NCPA - National Center for Policy Analysis

Climate Change and Confirmation Bias

July 20, 2011

The more scientifically literate you are, the more certain you are that climate change is either a catastrophe or a hoax, according to a new study from the Yale Cultural Cognition Project, says Ronald Bailey, Reason Magazine's science correspondent.

The Cultural Cognition Project conducted a survey of 1,500 Americans in which they asked questions designed to uncover their cultural values, their level of scientific literacy and what they thought about the risks of climate change.

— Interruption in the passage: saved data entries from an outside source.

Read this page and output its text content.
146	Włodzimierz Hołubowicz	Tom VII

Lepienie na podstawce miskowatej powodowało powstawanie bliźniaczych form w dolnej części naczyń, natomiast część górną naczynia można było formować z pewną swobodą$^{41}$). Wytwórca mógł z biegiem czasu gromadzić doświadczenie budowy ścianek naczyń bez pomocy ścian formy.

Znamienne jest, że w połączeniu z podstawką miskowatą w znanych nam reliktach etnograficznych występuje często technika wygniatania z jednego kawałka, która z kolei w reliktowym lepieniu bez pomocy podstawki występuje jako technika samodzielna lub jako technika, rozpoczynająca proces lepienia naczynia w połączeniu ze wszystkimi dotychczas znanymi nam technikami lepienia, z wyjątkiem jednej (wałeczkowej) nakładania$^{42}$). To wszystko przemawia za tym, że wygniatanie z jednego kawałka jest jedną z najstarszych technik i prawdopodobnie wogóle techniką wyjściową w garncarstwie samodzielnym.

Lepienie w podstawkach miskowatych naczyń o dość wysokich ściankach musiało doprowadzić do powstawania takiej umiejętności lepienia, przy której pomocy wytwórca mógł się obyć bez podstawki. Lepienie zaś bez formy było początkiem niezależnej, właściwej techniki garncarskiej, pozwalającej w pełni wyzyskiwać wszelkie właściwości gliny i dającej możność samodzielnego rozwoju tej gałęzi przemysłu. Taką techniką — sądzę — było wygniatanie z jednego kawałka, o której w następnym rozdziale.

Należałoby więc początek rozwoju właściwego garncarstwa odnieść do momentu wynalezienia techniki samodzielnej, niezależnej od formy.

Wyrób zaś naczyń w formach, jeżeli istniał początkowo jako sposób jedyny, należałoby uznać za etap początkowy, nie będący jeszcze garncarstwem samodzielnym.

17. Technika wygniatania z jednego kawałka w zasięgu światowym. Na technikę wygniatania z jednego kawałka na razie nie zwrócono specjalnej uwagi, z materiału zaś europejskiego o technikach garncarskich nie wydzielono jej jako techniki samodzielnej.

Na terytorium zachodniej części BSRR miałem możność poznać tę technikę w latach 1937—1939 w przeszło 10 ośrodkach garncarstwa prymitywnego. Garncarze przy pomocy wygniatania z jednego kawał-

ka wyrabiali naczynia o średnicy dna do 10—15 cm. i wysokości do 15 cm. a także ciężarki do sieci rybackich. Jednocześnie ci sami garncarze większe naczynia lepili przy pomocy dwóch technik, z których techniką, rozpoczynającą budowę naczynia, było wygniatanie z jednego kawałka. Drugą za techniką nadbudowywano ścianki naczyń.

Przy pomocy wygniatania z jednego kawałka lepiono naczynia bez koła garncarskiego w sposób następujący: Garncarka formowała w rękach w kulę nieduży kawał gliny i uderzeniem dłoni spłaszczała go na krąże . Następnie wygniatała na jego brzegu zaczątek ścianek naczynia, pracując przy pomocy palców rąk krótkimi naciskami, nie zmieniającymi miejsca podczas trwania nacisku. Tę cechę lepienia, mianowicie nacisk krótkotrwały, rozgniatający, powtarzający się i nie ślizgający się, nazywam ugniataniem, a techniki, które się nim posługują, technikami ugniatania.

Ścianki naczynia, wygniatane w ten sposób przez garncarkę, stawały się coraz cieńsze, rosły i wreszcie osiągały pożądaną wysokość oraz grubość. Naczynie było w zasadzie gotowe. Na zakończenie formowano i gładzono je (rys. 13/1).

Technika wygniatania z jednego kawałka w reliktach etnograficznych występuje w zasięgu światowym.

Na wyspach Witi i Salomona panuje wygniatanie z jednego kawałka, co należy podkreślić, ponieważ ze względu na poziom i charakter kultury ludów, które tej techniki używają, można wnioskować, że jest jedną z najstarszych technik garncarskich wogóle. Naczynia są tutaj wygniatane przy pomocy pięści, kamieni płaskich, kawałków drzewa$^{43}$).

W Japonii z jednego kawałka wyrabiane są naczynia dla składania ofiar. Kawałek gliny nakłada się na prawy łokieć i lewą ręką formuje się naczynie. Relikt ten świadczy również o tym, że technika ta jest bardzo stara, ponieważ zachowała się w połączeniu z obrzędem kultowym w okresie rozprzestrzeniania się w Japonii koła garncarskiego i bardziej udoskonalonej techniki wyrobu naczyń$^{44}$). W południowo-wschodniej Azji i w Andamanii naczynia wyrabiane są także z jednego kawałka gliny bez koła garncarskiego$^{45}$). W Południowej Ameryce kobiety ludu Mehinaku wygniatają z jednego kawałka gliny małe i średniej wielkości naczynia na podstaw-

The group uses a theory of cultural commitments devised by University of California, Berkeley, political scientist Aaron Wildavsky.  The Wildavskyan schema situates Americans' cultural values on two scales, one that ranges from Individualist to Communitarian and another that goes from Hierarchy to Egalitarian.  In general, Hierarchical folks prefer a social order where people have clearly defined roles and lines of authority.  Egalitarians want to reduce racial, gender and income inequalities.  Individualists expect people to succeed or fail on their own, while Communitarians believe that society is obligated to take care of everyone.

  • On a scale in which 1 means no risk and 10 means extreme risk of climate change, the average for the overall sample was a score of 5.7.
  • Hierarchical/Individualists averaged 3.15 points on climate change risk, whereas Egalitarian/Communitarians scored 7.4 on average.
  • The public irrationality thesis predicts that as scientific literacy and numeracy increases the gap between Hierarchical/Individualists and Egalitarian/Communitarians should lessen.
  • Instead, the Yale researchers found that "among Hierarchical/Individualists science/numeracy is negatively correlated with such concern. Hence, cultural polarization actually gets bigger, not smaller as science literacy and numeracy increase."

Why does polarization increase with scientific literacy?  "As ordinary members of the public learn more about science and develop a greater facility with numerical information, they become more skillful in seeking out and making sense of -- or if necessary explaining away -- empirical evidence relating to their groups' positions on climate change and other issues," observe the researchers.  Confirmation bias, the tendency to search for or interpret information in a way that confirms one's preconceptions, is ubiquitous.

Source: Ronald Bailey, "Climate Change and Confirmation Bias," Reason Magazine, July 12, 2011.  "The Tragedy of the Risk-Perception Commons: Culture Conflict, Rationality Conflict, and Climate Change," Yale Cultural Cognition Project, June 2011.